Leider muss man sagen, dass die Supplementierung mit Vitaminen ohne eine klare Indikation (z.B. bei einer bestimmten Erkrankung, einer Schwangerschaft oder einem Neugeborenen) wissenschaftlich ziemlich klar wirkungslos ist. Die Studienlage aufzudröseln werde ich mir für einen eigenen Artikel zum Thema aufheben, um dem Thema auch gerecht zu werden. An dieser Stelle möchte ich nur auf einige gute Studien zu Vitamin D aufmerksam machen:

Ein Cochrane-Review hat keine überzeugende Evidenz gefunden, dass Vitamin D die Mortalität insgesamt erniedrigt. Ein weiteres Cochrane-Review hat keinen Nutzen in der Prävention von Krebs gezeigt. Vitamin D verhindert keinen Typ 2-Diabetes. Eine große Studie aus dem New England Journal of Medicine hat keine Reduktion des Krebsrisikos oder der Häufigkeit kardiovaskulärer Erkrankungen durch Vitamin D-Supplementierung gezeigt. Vitamin D verhindert weder Depressionen noch Demenz. In dieser Metaanalyse war das Risiko kardiovaskulärer Erkrankungen (in diesem Fall eines Schlaganfalls) sogar erhöht.

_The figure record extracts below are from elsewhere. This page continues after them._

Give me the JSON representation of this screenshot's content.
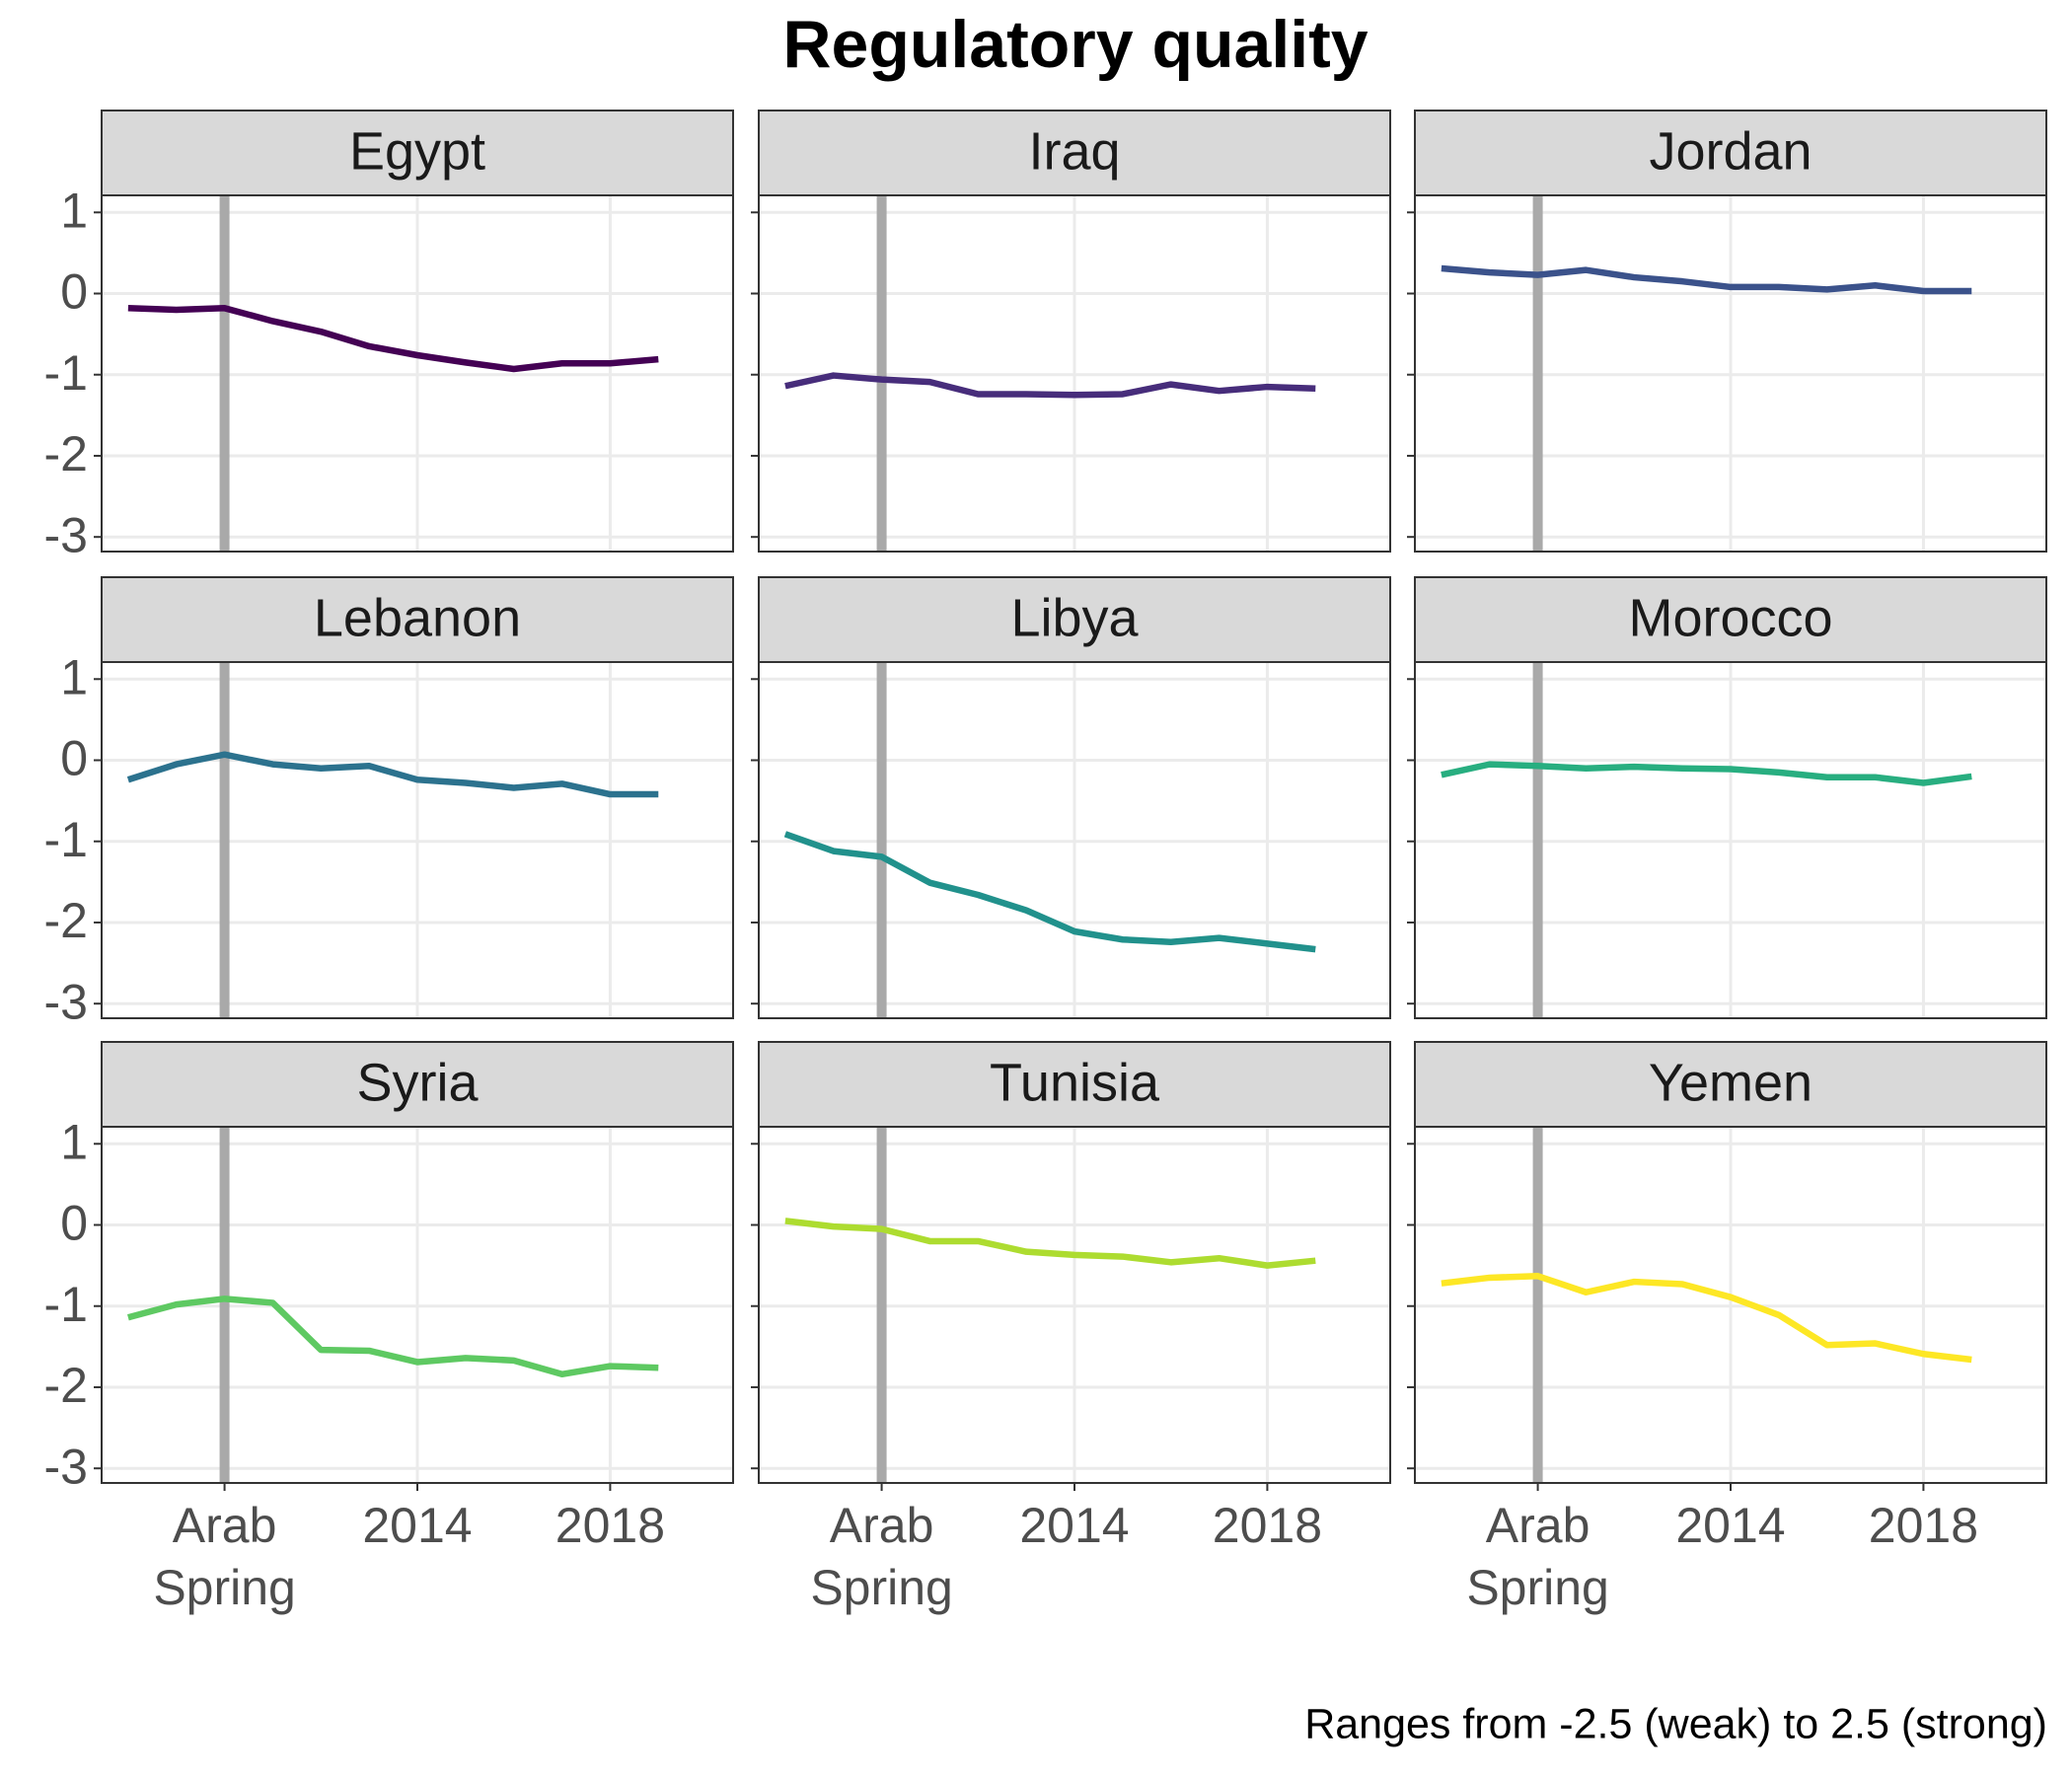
{
  "chart_data": {
    "type": "line",
    "title": "Regulatory quality",
    "caption": "Ranges from -2.5 (weak) to 2.5 (strong)",
    "x": [
      2008,
      2009,
      2010,
      2011,
      2012,
      2013,
      2014,
      2015,
      2016,
      2017,
      2018,
      2019
    ],
    "xlim": [
      2007.45,
      2020.55
    ],
    "xticks": [
      {
        "value": 2010,
        "label": "Arab Spring"
      },
      2014,
      2018
    ],
    "ylim": [
      -3.18,
      1.21
    ],
    "yticks": [
      1,
      0,
      -1,
      -2,
      -3
    ],
    "vline": 2010,
    "grid": true,
    "series": [
      {
        "name": "Egypt",
        "color": "#440154",
        "values": [
          -0.18,
          -0.2,
          -0.18,
          -0.34,
          -0.47,
          -0.65,
          -0.76,
          -0.85,
          -0.93,
          -0.86,
          -0.86,
          -0.81
        ]
      },
      {
        "name": "Iraq",
        "color": "#472d7b",
        "values": [
          -1.14,
          -1.01,
          -1.06,
          -1.09,
          -1.24,
          -1.24,
          -1.25,
          -1.24,
          -1.12,
          -1.2,
          -1.15,
          -1.17
        ]
      },
      {
        "name": "Jordan",
        "color": "#3b528b",
        "values": [
          0.31,
          0.26,
          0.23,
          0.29,
          0.2,
          0.15,
          0.08,
          0.08,
          0.05,
          0.1,
          0.03,
          0.03
        ]
      },
      {
        "name": "Lebanon",
        "color": "#2c728e",
        "values": [
          -0.24,
          -0.05,
          0.07,
          -0.05,
          -0.1,
          -0.07,
          -0.24,
          -0.28,
          -0.34,
          -0.29,
          -0.42,
          -0.42
        ]
      },
      {
        "name": "Libya",
        "color": "#21918c",
        "values": [
          -0.91,
          -1.12,
          -1.19,
          -1.51,
          -1.66,
          -1.85,
          -2.11,
          -2.21,
          -2.24,
          -2.19,
          -2.26,
          -2.33
        ]
      },
      {
        "name": "Morocco",
        "color": "#28ae80",
        "values": [
          -0.18,
          -0.05,
          -0.07,
          -0.1,
          -0.08,
          -0.1,
          -0.11,
          -0.15,
          -0.21,
          -0.21,
          -0.28,
          -0.2
        ]
      },
      {
        "name": "Syria",
        "color": "#5ec962",
        "values": [
          -1.14,
          -0.98,
          -0.91,
          -0.96,
          -1.54,
          -1.55,
          -1.69,
          -1.64,
          -1.67,
          -1.84,
          -1.74,
          -1.76
        ]
      },
      {
        "name": "Tunisia",
        "color": "#addc30",
        "values": [
          0.05,
          -0.02,
          -0.05,
          -0.2,
          -0.2,
          -0.33,
          -0.37,
          -0.39,
          -0.46,
          -0.41,
          -0.5,
          -0.44
        ]
      },
      {
        "name": "Yemen",
        "color": "#fde725",
        "values": [
          -0.72,
          -0.65,
          -0.63,
          -0.83,
          -0.7,
          -0.73,
          -0.89,
          -1.11,
          -1.48,
          -1.46,
          -1.59,
          -1.66
        ]
      }
    ]
  }
}
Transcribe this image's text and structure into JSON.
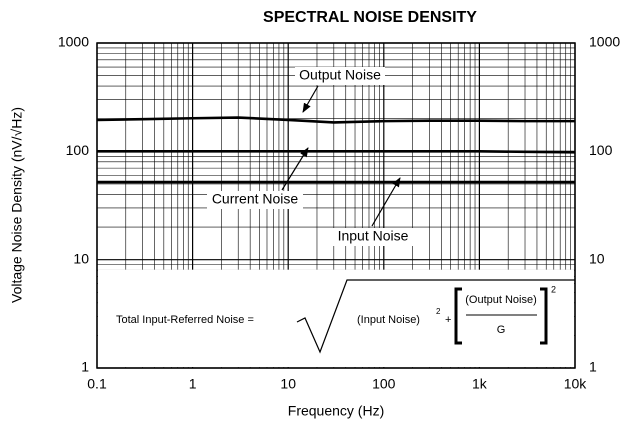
{
  "chart_data": {
    "type": "line",
    "title": "SPECTRAL NOISE DENSITY",
    "x_label": "Frequency (Hz)",
    "y_label": "Voltage Noise Density (nV/√Hz)",
    "x": [
      0.1,
      0.3,
      1,
      3,
      10,
      30,
      100,
      300,
      1000,
      3000,
      10000
    ],
    "series": [
      {
        "name": "Output Noise",
        "color": "#000000",
        "values": [
          195,
          198,
          202,
          205,
          195,
          185,
          190,
          192,
          192,
          190,
          190
        ]
      },
      {
        "name": "Current Noise",
        "color": "#000000",
        "values": [
          100,
          100,
          100,
          100,
          100,
          100,
          100,
          100,
          100,
          99,
          98
        ]
      },
      {
        "name": "Input Noise",
        "color": "#000000",
        "values": [
          52,
          52,
          52,
          52,
          52,
          52,
          52,
          52,
          52,
          52,
          52
        ]
      }
    ],
    "xlim": [
      0.1,
      10000
    ],
    "xticks": [
      0.1,
      1,
      10,
      100,
      {
        "value": 1000,
        "label": "1k"
      },
      {
        "value": 10000,
        "label": "10k"
      }
    ],
    "ylim": [
      1,
      1000
    ],
    "yticks": [
      1,
      10,
      100,
      1000
    ],
    "y2lim": [
      1,
      1000
    ],
    "y2ticks": [
      1,
      10,
      100,
      1000
    ],
    "xlog": true,
    "ylog": true,
    "grid": true,
    "minor_grid": true,
    "formula": {
      "lhs": "Total Input-Referred Noise =",
      "term1": "(Input Noise)",
      "exp1": "2",
      "plus": "+",
      "numerator": "(Output Noise)",
      "denominator": "G",
      "exp2": "2"
    }
  }
}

Wer mehr über das Thema wissen will, dem kann ich Paul Offits Buch Overkill empfehlen, oder den schon erwähnten Artikel meinerseits, den ich gedenke im Laufe des Jahres zu verfassen (und dann hier verlinke). Es lässt sich aber schon mal sagen, dass Vitamine insgesamt ziemlich undankbar sind. Wir werden krank wenn wir nicht genug davon zu uns nehmen, aber ab einer gewissen Menge (die wir alle mit der Nahrung bekommen) bringen uns mehr Vitamine rein gar nichts mehr. Supermenschen werden wir dadurch nicht. Ganz im Gegenteil: insbesondere bei den fettlöslichen Vitaminen gibt es analog zu den Hypovitaminosen auch Hypervitaminosen, d.h. Vergiftungen durch zu viel eines Vitamins. Beim Vitamin A kommt es da u.a. zu Schmerzattacken und Haarausfall. Durch eine falsche Ernährung erreicht man solche hohen Mengen an Vitaminen nicht, wohl aber durch Supplementierung mit hochdosierten Vitaminen, die man (leider) mittlerweile in jedem Supermarkt kaufen kann. Besser wäre es, auch Vitamine als Medikamente anzusehen, und sie nur in Rücksprache mit dem eigenen Arzt einzunehmen. Vitamine sind keine Wundermittel, sondern hauptsächlich ungerechtfertigter Hype.